I saw nothing still and quietness persisted to caress me within it's motherly hold. No fear or shades of flame. No beauty or hues of white. Just the waters that flow around my limp skeleton as whatever is left of me falls further into the abyssal shoals of life itself. Acceptance has its price, that often being the loss of the world we own. All of the amulets of life fall like droplets of morning dew into the pond of obscurity below, yet acceptance is all we can muster forth, blindly. We don't resist enough or any at all to collect those shards of ourselves before they fall from the leaves of Yggdrasil. So forth we let this happen to ourselves and lose the reflection in the mirror we gaze into as we build our stairway to the dias of our dreams, unaware and innocent enough to fall for that siren's call to sea. All the while our lives drip away into the pond and the shoals accept so calmly, only disturbed in such composure by a ripple of whimsical giddiness that passes over it as it accepts our blind alms. Yet in the end, the dreams fall along with the last alms we can give to the shoal as we slip in the grave as we slip into any other outfit. Yet when we do slip into that final outfit, we cannot remember our past glories or the reasons why we are wearing this garb anymore for we silently let those thoughts slip away as we pressed forth on a pointless crusade for self-satisfaction only to lose the real satisfaction in the end. This is the true price of living accepting as we do. This is the end of our deeds lead by the call to sea without better knowing of the harsh straits and the ability to swim against that bitter current. Peace, yet tumultuous unrest in the thoughts lost long before the final alms paid.

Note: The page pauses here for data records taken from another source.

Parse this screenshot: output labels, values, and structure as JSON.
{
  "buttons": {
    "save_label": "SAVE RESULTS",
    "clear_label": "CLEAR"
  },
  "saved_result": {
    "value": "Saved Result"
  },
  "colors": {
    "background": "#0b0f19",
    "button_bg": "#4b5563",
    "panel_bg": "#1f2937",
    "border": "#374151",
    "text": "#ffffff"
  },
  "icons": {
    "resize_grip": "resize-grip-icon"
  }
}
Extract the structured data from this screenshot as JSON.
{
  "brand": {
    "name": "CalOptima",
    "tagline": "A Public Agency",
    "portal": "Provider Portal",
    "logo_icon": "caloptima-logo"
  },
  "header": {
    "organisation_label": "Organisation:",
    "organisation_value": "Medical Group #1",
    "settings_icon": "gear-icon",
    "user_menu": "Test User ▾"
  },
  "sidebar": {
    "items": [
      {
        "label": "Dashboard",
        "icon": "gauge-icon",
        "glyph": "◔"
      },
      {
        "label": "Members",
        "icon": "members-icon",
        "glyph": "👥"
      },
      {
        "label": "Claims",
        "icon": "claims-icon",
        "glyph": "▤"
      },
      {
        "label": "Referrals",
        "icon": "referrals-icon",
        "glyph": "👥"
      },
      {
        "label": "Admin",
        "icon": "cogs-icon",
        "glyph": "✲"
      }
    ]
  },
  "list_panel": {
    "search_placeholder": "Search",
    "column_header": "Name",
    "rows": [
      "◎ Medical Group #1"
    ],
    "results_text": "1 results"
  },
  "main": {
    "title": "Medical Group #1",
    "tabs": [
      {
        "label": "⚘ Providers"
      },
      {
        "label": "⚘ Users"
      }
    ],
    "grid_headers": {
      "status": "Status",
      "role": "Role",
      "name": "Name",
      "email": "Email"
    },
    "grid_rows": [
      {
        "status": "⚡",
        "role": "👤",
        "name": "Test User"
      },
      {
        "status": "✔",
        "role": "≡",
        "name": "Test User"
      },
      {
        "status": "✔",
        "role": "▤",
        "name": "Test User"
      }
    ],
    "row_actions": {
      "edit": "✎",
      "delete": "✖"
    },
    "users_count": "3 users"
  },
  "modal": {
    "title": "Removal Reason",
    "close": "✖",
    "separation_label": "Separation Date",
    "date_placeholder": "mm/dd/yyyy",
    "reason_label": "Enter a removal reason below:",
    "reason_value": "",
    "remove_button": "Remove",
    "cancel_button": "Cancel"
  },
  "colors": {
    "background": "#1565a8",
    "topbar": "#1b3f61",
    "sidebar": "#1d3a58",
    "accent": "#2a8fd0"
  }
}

As I knew this was it before becoming engulfed, I accepted the world as it is yet never tried to break free enough to fulfill my wanderlust for that world of mine I no longer remember. Grief and peace are the last thoughts as the waters began to pick up and with such violent currents, my ashes eroded away in such suddenness that I couldn't muster all but two words at the end of those seconds that passes like years of a life. "I'm sorry."